If, by way of rejoinder, the ancient languages are commended as being preëminently suited to give pupils diversity of work, this fact is accounted for by the faulty methods pursued in teaching the other subjects. With the proper method the same many-sided activity would be called forth. For the modern languages especially, the claim is made that they, too, are language studies involving reading, writing, translating, and training in the forms of thought. To this argument the unfortunate answer should not be returned, that the classical high schools must retain their Latin and Greek because they are educating future officials to whom the ancient languages are just as useful, nay, indispensable, as the modern languages to other classes. For, if the classical studies have once been degraded to the level of the useful and necessary, the door is thrown open to those who go a step farther still and demand to know of what use Hebrew is to the country parson, and Greek to the practising jurist or physician.

[99.] Controversies like these have often been conducted as if the humaniora or humanistic studies were radically opposed to the realia and could not admit them to partnership. In reality, the latter are at least as much a legitimate part of a complete education as the former. The whole matter has been made worse by the practice of some of the older generation of teachers who, in order to make the prescribed studies more palatable, descended to all kinds of amusement and play, instead of laying stress on abiding and growing interest. A view that regards the end as a necessary evil to be rendered endurable by means of sweetmeats, implies an utter confusion of ideas; and if pupils are not given serious tasks to perform, they will not find out what they are able to do.

We must, however, note in this connection that there are legitimate occasions even for the sweetening of study, just as in medicine there is a place for palliatives, notwithstanding the firm conviction of the physician that remedies promising a radical cure deserve the preference. Harmful and reprehensible as habitual playing with a subject is when it usurps the place of serious and thorough instruction, in cases where a task is not difficult, but seems so to the pupil, it often becomes necessary to start him by a dexterous, cheerful, almost playlike presentation of that which he is to imitate. Superfluous prolixity and clumsiness, through the ennui alone that they produce, cause failure in the easiest things. All this applies especially to the teaching of younger children and to the first lessons in a new subject, e.g., learning to read Greek, the beginning of algebra, etc.
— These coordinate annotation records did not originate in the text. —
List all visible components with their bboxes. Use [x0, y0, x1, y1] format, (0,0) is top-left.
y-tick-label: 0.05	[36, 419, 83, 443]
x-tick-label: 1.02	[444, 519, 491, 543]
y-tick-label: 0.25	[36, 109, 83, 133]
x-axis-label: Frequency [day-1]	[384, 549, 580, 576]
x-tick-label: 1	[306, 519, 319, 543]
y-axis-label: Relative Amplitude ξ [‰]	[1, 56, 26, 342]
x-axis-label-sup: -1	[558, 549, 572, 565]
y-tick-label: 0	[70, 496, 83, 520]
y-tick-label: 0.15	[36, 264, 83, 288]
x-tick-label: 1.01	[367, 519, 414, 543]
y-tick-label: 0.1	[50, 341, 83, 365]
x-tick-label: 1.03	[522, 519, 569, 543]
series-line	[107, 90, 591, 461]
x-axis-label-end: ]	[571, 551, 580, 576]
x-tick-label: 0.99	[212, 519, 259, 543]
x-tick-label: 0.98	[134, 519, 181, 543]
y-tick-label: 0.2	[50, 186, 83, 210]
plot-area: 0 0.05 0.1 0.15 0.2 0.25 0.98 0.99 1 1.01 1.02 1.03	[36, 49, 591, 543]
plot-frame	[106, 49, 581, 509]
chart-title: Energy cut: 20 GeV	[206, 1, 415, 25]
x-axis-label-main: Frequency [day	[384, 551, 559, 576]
[100.] If, among the conflicting opinions referred to, there is any vital point of controversy, it lies in the a priori assumption that certain subjects must be taught ([96]). Such an assumption educative instruction cannot allow to be severed from the end aimed at: the intellectual self-activity of the pupil. This, and not mere knowledge, any more than utility, determines the point of view with regard to the instruction-material. Experience and social intercourse are the primary sources of the pupil’s ideas. It is with reference to these two factors that we estimate strength or weakness in the ideas, and decide what instruction may accomplish with comparative ease or difficulty, at an earlier or at a later period. Good child literature turns to these sources even while children are only just learning to read, and gradually enlarges their range of thoughts. Not until this has been done can the question of instruction in one or the other department of knowledge claim consideration.